Saturday, May 12, 2012

Buckets on Their Heads


Sometimes things aren’t what they seem. And sometimes they are exactly what they seem, which can be even weirder.

One afternoon, as I walked toward the school building where I taught, I passed two of my 4-year-old students on the playground. Both boys had buckets on their heads. Reflexively, I said, “Nice hats.”

They both looked at me as if I were completely insane. “These aren’t hats, silly!” one cried. “We just put buckets on our heads!”

“Oh, of course! Now I get it!”

A big part of childhood play is transforming objects through imagination. A chair is the seat of a space shuttle, a blanket over a table makes a fort, a blade of grass becomes a diamond ring. So naturally, a bucket can be a hat.

Or not.

In the adult world, it can be hard to accept that things are just what they seem. I have wasted a lot of time trying to come up with logical explanations for the inexplicable.

When people and institutions don’t make sense, I look for some piece, some person, some rationale or missing fact that will put it all in place. But by the time I arrive at that point, scratching the surface yields more questions (like, “How can this possibly be?”). The more I learn, the more apparent it becomes that the whole thing is deeply, pervasively illogical.

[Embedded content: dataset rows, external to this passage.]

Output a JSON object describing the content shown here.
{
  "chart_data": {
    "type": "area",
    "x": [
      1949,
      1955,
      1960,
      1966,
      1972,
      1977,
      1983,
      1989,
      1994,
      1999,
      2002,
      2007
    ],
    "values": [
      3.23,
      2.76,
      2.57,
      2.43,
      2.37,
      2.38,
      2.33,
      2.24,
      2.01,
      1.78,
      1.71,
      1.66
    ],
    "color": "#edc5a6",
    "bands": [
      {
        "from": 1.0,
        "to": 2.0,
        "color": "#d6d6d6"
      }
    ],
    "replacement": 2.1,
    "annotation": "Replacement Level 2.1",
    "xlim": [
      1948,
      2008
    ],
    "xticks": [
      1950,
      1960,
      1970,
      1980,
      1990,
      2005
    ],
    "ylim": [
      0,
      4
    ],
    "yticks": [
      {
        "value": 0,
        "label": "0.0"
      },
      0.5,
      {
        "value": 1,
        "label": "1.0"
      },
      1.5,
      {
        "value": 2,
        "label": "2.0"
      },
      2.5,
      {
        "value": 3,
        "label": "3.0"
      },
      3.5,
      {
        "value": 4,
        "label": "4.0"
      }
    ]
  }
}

And the more that happens, the more I ruminate, coming up with creative, wild hypotheses that might make great plots for HBO dramas, but are probably too far-fetched even for that.

“Maybe some years ago, Person A saved the organization by secretly contributing hundreds of thousands of dollars and that’s why….”

“Maybe Person B knows where Person C’s skeletons are buried and that would explain...”

Surely it can’t be that people are actually dishonest, greedy, power-mad, crazy or willfully ignorant. Surely institutions don’t cover up dysfunction with more dysfunction until the whole thing is one big façade. Surely things are just as we learned in school – do your best, get straight A’s, tell the truth, and everything else falls into place.

Life is fair, right?

So people who get D’s don’t make honor roll. People who lie get punished for it. People who don’t know anything about, say, Art Education don’t become Directors of Art Education at Art Schools. Places that are going under financially don’t insist on repeating the same patterns that got them there, with a little more navel-gazing.

Unfortunately, when things seem dysfunctional through and through, in every way, it’s often because they are. No amount of thinking will come up with a reasonable explanation. As my wiser sister told me once, when I was in full rumination mode, “You’re trying to make sense of something that just doesn’t make any sense. We want to make sense of things so we can understand them, but some things just don’t make sense.”

Sometimes it’s hard to accept that senseless things are just what they seem.

Sometimes it’s mind-boggling to find that they really are not complicated, or accidental, or unclear.

Sometimes people with buckets on their heads are just people with buckets on their heads.

All you can do is accept it, smile, and move on.